Kelima, mendorong negara menangguhkan kewajiban karyawan dan perusahaan pers untuk membayar iuran BPJS Ketenagakerjaan selama masa pandemi covid-19, tanpa mengurangi manfaat yang seharusnya diperoleh karyawan.
Keenam, mendorong pemerintah menanggung kewajiban karyawan dan perusahaan pers untuk membayar iuran BPJS Kesehatan selama masa pandemi covid-19.
Dan yang terakhir atau ketujuh, mendorong negara memaksimalkan pemungutan pajak penghasilan (PPh) dari perusahaan platform global yang beroperasi di Indonesia, seperti Google, Facebook, Youtube, Twitter, Instagram, Microsoft, dan lain-lain.

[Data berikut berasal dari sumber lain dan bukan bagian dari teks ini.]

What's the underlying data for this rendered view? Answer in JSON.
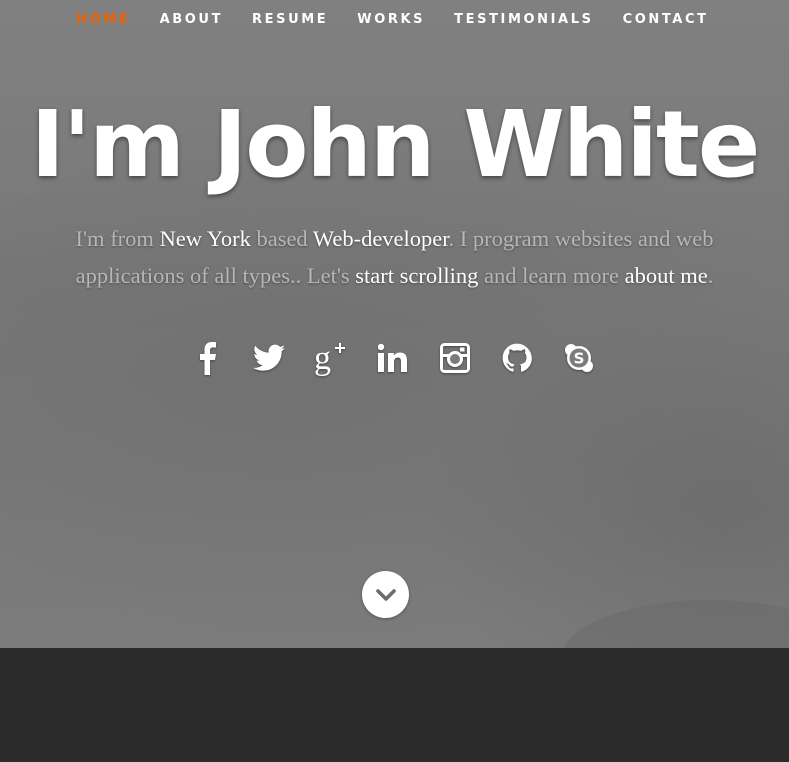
{
  "nav": {
    "items": [
      {
        "label": "HOME",
        "active": true
      },
      {
        "label": "ABOUT",
        "active": false
      },
      {
        "label": "RESUME",
        "active": false
      },
      {
        "label": "WORKS",
        "active": false
      },
      {
        "label": "TESTIMONIALS",
        "active": false
      },
      {
        "label": "CONTACT",
        "active": false
      }
    ],
    "active_color": "#f06000"
  },
  "hero": {
    "title": "I'm John White",
    "intro": {
      "p1": "I'm from ",
      "location": "New York",
      "p2": " based ",
      "role": "Web-developer",
      "p3": ". I program websites and web applications of all types.. Let's ",
      "scroll_link": "start scrolling",
      "p4": " and learn more ",
      "about_link": "about me",
      "p5": "."
    },
    "social_icons": [
      "facebook-icon",
      "twitter-icon",
      "google-plus-icon",
      "linkedin-icon",
      "instagram-icon",
      "github-icon",
      "skype-icon"
    ]
  },
  "scroll_button": {
    "icon": "chevron-down-icon"
  },
  "colors": {
    "hero_bg": "#7b7b7b",
    "section_bg": "#2b2b2b",
    "intro_text": "#b7b7b7",
    "highlight": "#ffffff"
  }
}
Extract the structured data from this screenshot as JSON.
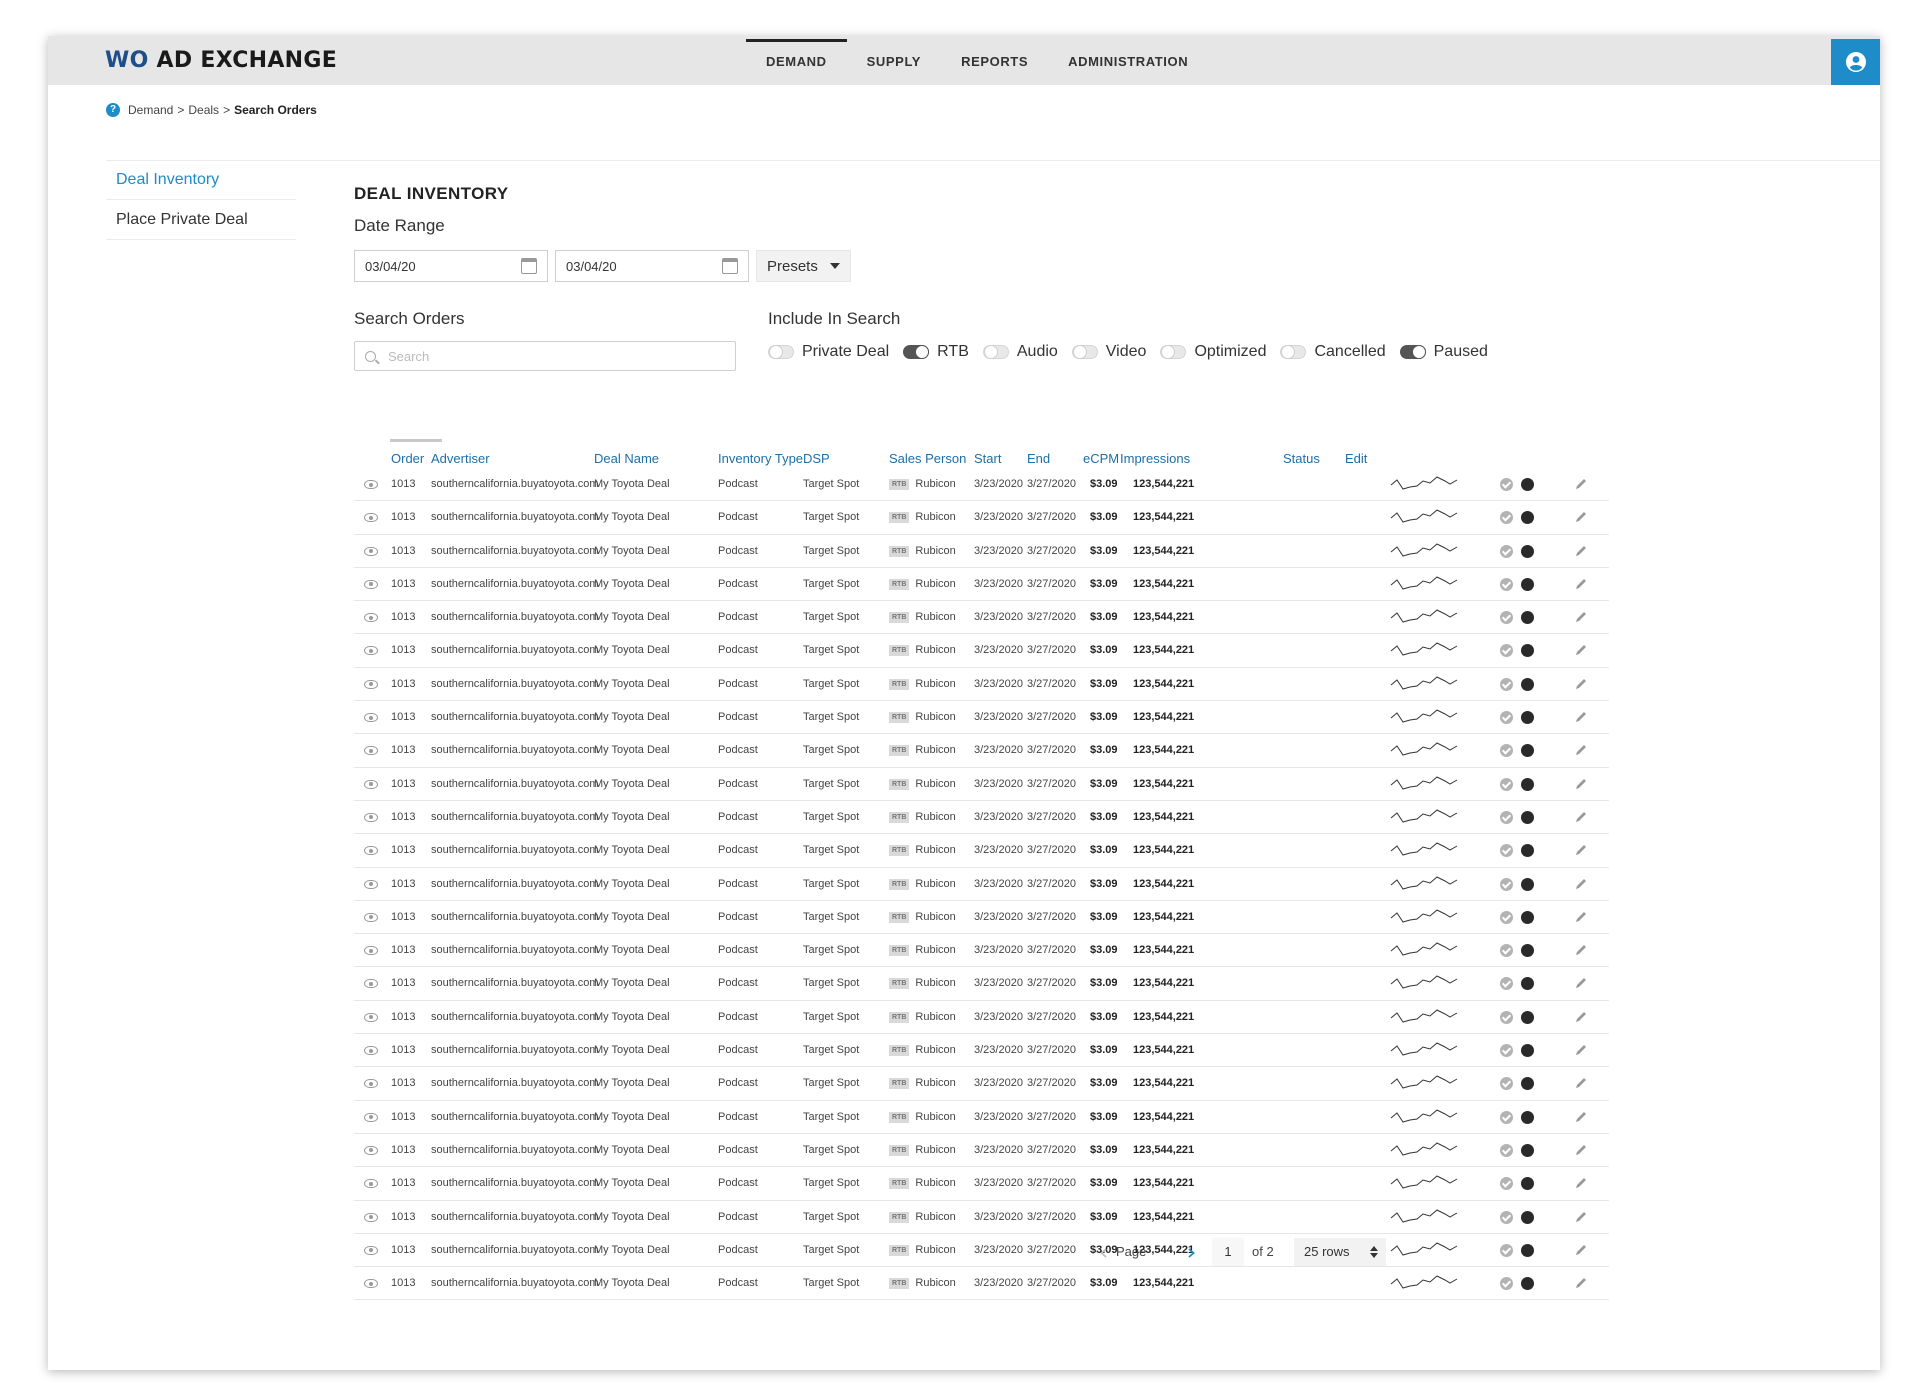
{
  "app": {
    "logo_prefix": "WO",
    "logo_rest": " AD EXCHANGE"
  },
  "nav": [
    {
      "label": "DEMAND",
      "active": true
    },
    {
      "label": "SUPPLY",
      "active": false
    },
    {
      "label": "REPORTS",
      "active": false
    },
    {
      "label": "ADMINISTRATION",
      "active": false
    }
  ],
  "breadcrumb": {
    "items": [
      "Demand",
      "Deals"
    ],
    "current": "Search Orders",
    "separator": ">"
  },
  "sidebar": [
    {
      "label": "Deal Inventory",
      "active": true
    },
    {
      "label": "Place Private Deal",
      "active": false
    }
  ],
  "main": {
    "title": "DEAL INVENTORY",
    "date_range_label": "Date Range",
    "start_date": "03/04/20",
    "end_date": "03/04/20",
    "presets_label": "Presets",
    "search_label": "Search Orders",
    "search_placeholder": "Search",
    "include_label": "Include In Search",
    "include_options": [
      {
        "label": "Private Deal",
        "on": false
      },
      {
        "label": "RTB",
        "on": true
      },
      {
        "label": "Audio",
        "on": false
      },
      {
        "label": "Video",
        "on": false
      },
      {
        "label": "Optimized",
        "on": false
      },
      {
        "label": "Cancelled",
        "on": false
      },
      {
        "label": "Paused",
        "on": true
      }
    ]
  },
  "table": {
    "columns": [
      "Order",
      "Advertiser",
      "Deal Name",
      "Inventory Type",
      "DSP",
      "Sales Person",
      "Start",
      "End",
      "eCPM",
      "Impressions",
      "Status",
      "Edit"
    ],
    "row_template": {
      "order": "1013",
      "advertiser": "southerncalifornia.buyatoyota.com",
      "deal_name": "My Toyota Deal",
      "inventory_type": "Podcast",
      "dsp": "Target Spot",
      "badge": "RTB",
      "sales_person": "Rubicon",
      "start": "3/23/2020",
      "end": "3/27/2020",
      "ecpm": "$3.09",
      "impressions": "123,544,221"
    },
    "row_count": 25
  },
  "pager": {
    "page_label": "Page",
    "page": "1",
    "of_label": "of 2",
    "rows_label": "25 rows"
  },
  "colors": {
    "accent": "#1d8cc8",
    "header_link": "#1d6fa5",
    "logo_blue": "#1f4f88"
  }
}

Komponen atau hasil pemungutan PPh itu, menurut kalangan industri media, penting untuk menciptakan iklim persaingan usaha yang sehat dan setara. Pajak tersebut layak dialokasikan untuk mengembangkan dan menyelamatkan institusi jurnalisme di Indonesia.
“Untuk itu, AMSI berharap pemerintah bisa memberi respons terhadap tuntutan kami, yaitu dengan memberi insentif, relaksasi bagi industri pers, hanya untuk masa pandemi,” pungkas Komang, sapaan Sekjen AMSI.